Штыком вонзается шприц в вялое бессильное тело, в мягкую плоть человеческую. Перетекает неслышно лекарство из стеклянной трубочки в кровь. Исцели же, заветный метапроптизол, создателя своего, принеси избавление этому всесильному, беспомощному человеку, нырнувшему в океан забвения…
Глаза Лыжина широко открыты, он смотрит в упор на меня, будто одному мне на всем свете решил доверить великую тайну, и шепчут еле слышно запекшиеся губы:
— «Я призываю в свидетели бога-врача Аполлона, великих целительниц Гигию и Панацею, все высшие силы мира!
Клянусь, что буду лечить больного согласно своим знаниям и великой власти человеческого врачевателя!
Клянусь устранять от доверенного мне больного всяческое зло и вред!
Клянусь вовеки — никому и никогда, невзирая на мольбы и стенания, — не давать в руки какого-либо яда!»

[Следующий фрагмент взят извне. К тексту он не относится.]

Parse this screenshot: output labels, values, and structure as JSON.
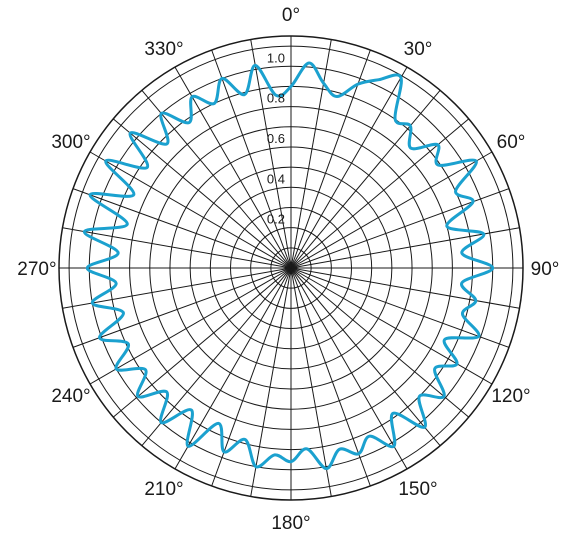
{
  "chart_data": {
    "type": "line",
    "subtype": "polar",
    "angle_direction": "clockwise",
    "zero_angle": "top",
    "angular_ticks": [
      0,
      30,
      60,
      90,
      120,
      150,
      180,
      210,
      240,
      270,
      300,
      330
    ],
    "angular_tick_labels": [
      "0°",
      "30°",
      "60°",
      "90°",
      "120°",
      "150°",
      "180°",
      "210°",
      "240°",
      "270°",
      "300°",
      "330°"
    ],
    "angular_grid_step_deg": 10,
    "radial_range": [
      0,
      1.15
    ],
    "radial_grid": [
      0.1,
      0.2,
      0.3,
      0.4,
      0.5,
      0.6,
      0.7,
      0.8,
      0.9,
      1.0,
      1.1
    ],
    "radial_tick_values": [
      0.2,
      0.4,
      0.6,
      0.8,
      1.0
    ],
    "radial_tick_labels": [
      "0.2",
      "0.4",
      "0.6",
      "0.8",
      "1.0"
    ],
    "grid": true,
    "series_color": "#1ba1cf",
    "series": [
      {
        "theta": [
          0,
          5,
          10,
          15,
          20,
          25,
          30,
          35,
          40,
          45,
          50,
          55,
          60,
          65,
          70,
          75,
          80,
          85,
          90,
          95,
          100,
          105,
          110,
          115,
          120,
          125,
          130,
          135,
          140,
          145,
          150,
          155,
          160,
          165,
          170,
          175,
          180,
          185,
          190,
          195,
          200,
          205,
          210,
          215,
          220,
          225,
          230,
          235,
          240,
          245,
          250,
          255,
          260,
          265,
          270,
          275,
          280,
          285,
          290,
          295,
          300,
          305,
          310,
          315,
          320,
          325,
          330,
          335,
          340,
          345,
          350,
          355
        ],
        "r": [
          0.9,
          1.02,
          0.93,
          0.88,
          0.97,
          1.03,
          1.09,
          0.9,
          0.92,
          0.84,
          0.95,
          0.89,
          1.06,
          0.9,
          0.96,
          0.8,
          0.97,
          0.85,
          1.0,
          0.85,
          0.93,
          0.88,
          0.99,
          0.84,
          0.95,
          0.87,
          0.99,
          0.9,
          1.03,
          0.88,
          1.02,
          0.92,
          0.98,
          0.93,
          1.01,
          0.9,
          0.96,
          0.93,
          1.0,
          0.88,
          0.97,
          0.85,
          1.02,
          0.86,
          1.0,
          0.87,
          0.99,
          0.88,
          1.0,
          0.89,
          1.01,
          0.86,
          1.0,
          0.87,
          1.01,
          0.86,
          1.04,
          0.84,
          1.06,
          0.86,
          1.06,
          0.87,
          1.04,
          0.87,
          1.0,
          0.88,
          0.98,
          0.9,
          1.0,
          0.89,
          1.02,
          0.86
        ]
      }
    ]
  }
}
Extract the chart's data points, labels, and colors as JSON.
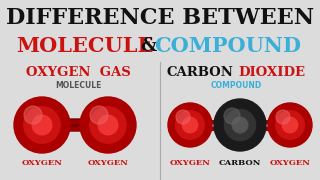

Хлебников обернулся ко мне, тихонько спросил:
— Наверное, никогда таких слов слышать не доводилось?
Я помотал головой, не отрывая глаз от лица Лыжина — в нем было озарение, в нем было счастье постигнутой навсегда самой важной тайны.
— А слова эти называются клятвой Гиппократа, — сказал Хлебников.
ГЛАВА 17
Уехал домой Хлебников, погас свет почти во всех окнах лечебного корпуса, и охватило меня чувство огромного одиночества в этом пустынном больничном дворе с чахлым сквериком, утыканным тощими приземистыми облетевшими деревьями. Совсем, совсем никого здесь не было. Из-за домов сочился дымный отсвет никогда не гаснущего зарева над вокзалами, где-то мягко, вкрадчивым баском ревнул электровоз, с улицы доносился дребезг колес на разбитой мостовой. А здесь было тихо.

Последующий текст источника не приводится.